Rime ice begins to coat the decks as we head south towards the Antarctic Peninsula. Our first tabular iceberg come into view as we churn our way towards the South Shetland Islands. We discover that icebergs are handy resting points for chinstrap penguins in this vast ocean! After 2 days’ sailing in a boisterous sea and gale force 10 winds, we manage to land at Point Wild on Elephant Island. The spot was made famous when Shackleton’s Endurance expedition went horribly wrong and the ship was crushed by sea ice. The men hauled three life-boats across the ice and finally found solid ground at the extreme end of the South Shetland Islands, only to find that their first landing point was too exposed to afford the cold, starving men any relief. They finally settled on this tiny neck of ice and rock, backed by glaciers, but with a pyramid of rock offering some level of protection from the prevailing winds.

Our landing is a rare event – we are told only one in ten expeditions manage to make a landing here. It is a brief visit in any event – the winds can change at any time, and it would not have been easy to rescue 105 passengers from this stormy place. So we are taken in small groups and allowed just a few minutes to step ashore and inspect the bronze bust of the captain of the Yelcho (the Chilean vessel that rescued the men in April 1916), surrounded by an audience of slumbering chinstrap penguins. I try to imagine 22 men here, living in two upturned lifeboats, and Frank Hurley’s image comes to mind.
The Screaming Sixties
Next stop: the Antarctic Peninsula! We are finally surrounded by sea ice and pushing our way through it to our landing point at Brown Bluff. After the stormy conditions of the last couple of days, we cruise beneath a gloriously clear blue sky and into calm waters covered with white ‘lotus flowers’ – my name for the newly-forming pancake ice as the floating ice pieces collide and curl up at the edges. This is perhaps my favourite part of the voyage – I love, love, love the sea ice! It seems to be alive, constantly moving and circling and joining and separating. I find it entrancing to simply watch. When my zodiac is finally lowered into the ice, we find ourselves pushed up against the hull of the ship until our driver backs out of the pack and negotiates the spaces between the ice to reach a black pebby landing point with an icy overhang. We step out onto continental Antarctica!

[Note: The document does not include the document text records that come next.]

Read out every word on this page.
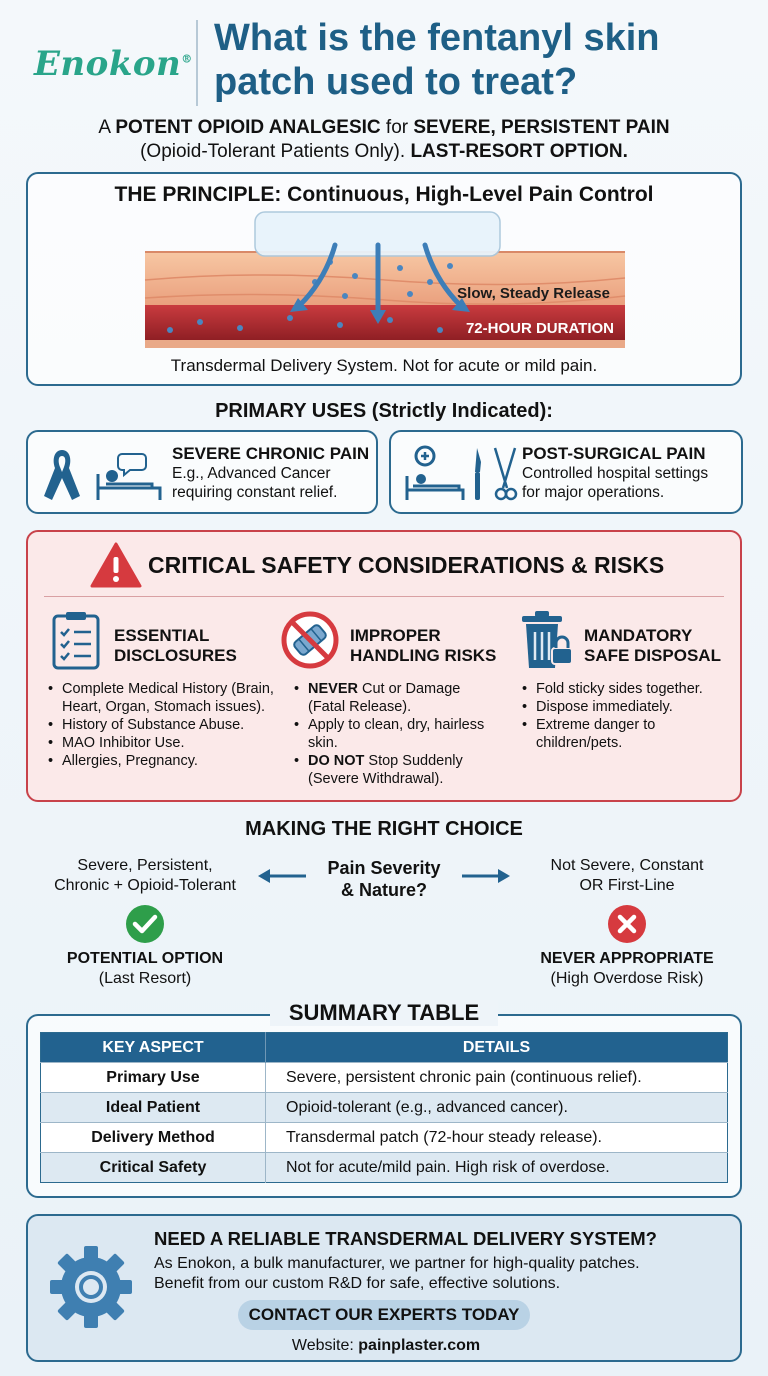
Enokon®
What is the fentanyl skin patch used to treat?
A POTENT OPIOID ANALGESIC for SEVERE, PERSISTENT PAIN
(Opioid-Tolerant Patients Only). LAST-RESORT OPTION.
THE PRINCIPLE: Continuous, High-Level Pain Control
Slow, Steady Release
72-HOUR DURATION
Transdermal Delivery System. Not for acute or mild pain.
PRIMARY USES (Strictly Indicated):
SEVERE CHRONIC PAIN
E.g., Advanced Cancer
requiring constant relief.
POST-SURGICAL PAIN
Controlled hospital settings
for major operations.
CRITICAL SAFETY CONSIDERATIONS & RISKS
ESSENTIAL
DISCLOSURES
• Complete Medical History (Brain, Heart, Organ, Stomach issues).
• History of Substance Abuse.
• MAO Inhibitor Use.
• Allergies, Pregnancy.
IMPROPER
HANDLING RISKS
• NEVER Cut or Damage (Fatal Release).
• Apply to clean, dry, hairless skin.
• DO NOT Stop Suddenly (Severe Withdrawal).
MANDATORY
SAFE DISPOSAL
• Fold sticky sides together.
• Dispose immediately.
• Extreme danger to children/pets.
MAKING THE RIGHT CHOICE
Severe, Persistent,
Chronic + Opioid-Tolerant
Pain Severity
& Nature?
Not Severe, Constant
OR First-Line
POTENTIAL OPTION
(Last Resort)
NEVER APPROPRIATE
(High Overdose Risk)
SUMMARY TABLE
KEY ASPECT	DETAILS
Primary Use	Severe, persistent chronic pain (continuous relief).
Ideal Patient	Opioid-tolerant (e.g., advanced cancer).
Delivery Method	Transdermal patch (72-hour steady release).
Critical Safety	Not for acute/mild pain. High risk of overdose.
NEED A RELIABLE TRANSDERMAL DELIVERY SYSTEM?
As Enokon, a bulk manufacturer, we partner for high-quality patches.
Benefit from our custom R&D for safe, effective solutions.
CONTACT OUR EXPERTS TODAY
Website: painplaster.com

Over the next few days we cruise through ice in all shapes and sizes and colours – the blue ice is unbelievably intense. Sailing in the Bransfield Strait between the Peninsula and South Shetlands, we discover that chinstrap and Gentoo penguins are particularly fond of the cold. At Cierva Cove we reach our furthest south (latitude 64 deg South), and at Bailey Head it starts to snow.
Our last stop of the voyage at Half Moon Bay yields some surprises. After a stroll through falling snow and clusters of chinstrap penguins, we discover a lone macaroni penguin huddled with a chinstrap colony. Apparently ‘Elvis’ (as the crew named him) is an annual visitor to this colony, although his own colony would be much further north. I decide to take the ‘polar plunge’ – complete with thick falling snow, below zero water temperature, and floating pieces of ice! It takes several hours for the blood to return to my feet!

For the next two days we sail over the notoriously stormy Drake Passage between the Antarctic and South America, although I have to say that ours was a remarkably benign crossing.
Finally, Cape Horn comes into view. I have always imagined what the Horn must be like – the ‘sailors’ graveyard’ – and I confess it does look threatening as it looms on the horizon. Our own rounding of the Horn is quite sedate, however, and we enter the Beagle Channel as evening falls, dropping anchor in the harbour of Ushuaia.